The description can only be imagined as it was not documented except by his description. Being a mineral dealer he removed hundreds of crates weighing tons and shipped them to New York to be sold. The rest, and majority, of the cave was smeltered for the copper! What a crime.

Azurite can form in concretions (rounded balls) known as blue berries. Utah is famous for the azurite blueberries.

Variscite, with its brilliant emerald green, is an American icon amongst mineral collectors, and the most prized specimens in the world are found in Utah.

Variscite is an aluminum phosphate, making it a cousin to turquoise. The difference is that variscite lacks copper. It was once used as a cheap turquoise knock off but now it is priced much higher than turquoise.
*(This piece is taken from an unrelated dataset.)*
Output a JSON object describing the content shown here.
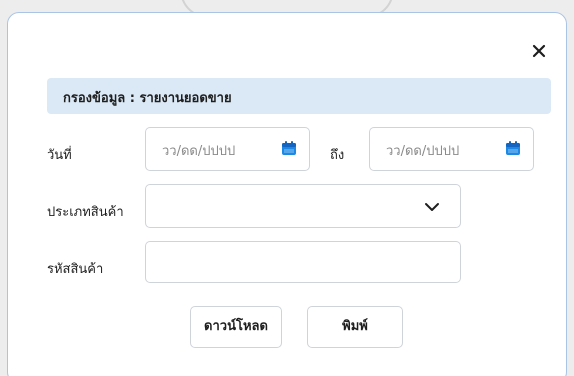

It forms near the surface by phosphoric water percolating through aluminum bearing rocks. When the water has dissolved some of the aluminum, it will deposit variscite in cracks in the rock below the aluminum deposit.

Gem variscite is found at four locations in Utah and each is distinct in appearance. The four locations are Ametrice Hill in Tooele County; Clay Canyon in Juab County; Lucin in Box Elder County; and Snowville in Box Elder County.

Clay Canyon the most famous location in the world. It produced nodules up to three feet in diameter. The colors from this location vary from a limey opaque green to a rich translucent emerald green as clear as glass.

There are a number of rare minerals associated with variscite. At Clay Canyon the variscite was found with crandallite, millisite & wardite, gordonite, millisite, montgomeryite, and englishite as well as others.

All the locations for variscite in Utah are now closed so specimens and rough are not being produced any longer.

Red beryl is one of America’s great icon gemstones. Gem material is only found in one seam deposit in the west desert of Utah. This striking gemstone is not only beautiful but extremely rare. The mine in no longer in production and there is little chance of it starting up again. The deposit now sits buried under rubble. Red beryl is prized by mineral collectors for its showy crystals as well as jewelers and gemstone collectors for its vivid color as a gemstone.

Beryl is a family of minerals including aquamarine, emeralds, goshenite, heliodor, pezzatolite, and morganite.

Each is different in that they form in different types of environments and have different trace elements that make them different colors, but they share the same basic chemical composition and crystal structure.

Red beryl formed when Rhyolite lava erupted about 300 million years ago. As the lava began to cool, shrinkage cracks formed, creating escape routes for the gases rich in beryllium to escape. Surface water rich in silica, alkali feldspar, iron, and manganese worked its way through the cracks and mixed with the beryllium gas to form the red beryl crystals. The crystals formed on the hot side of the gas mix where the temperature ranged between 300° and 650° Celsius. Trace amounts of manganese trapped within the crystal structure causes the variety of pinks and reds of the beryl.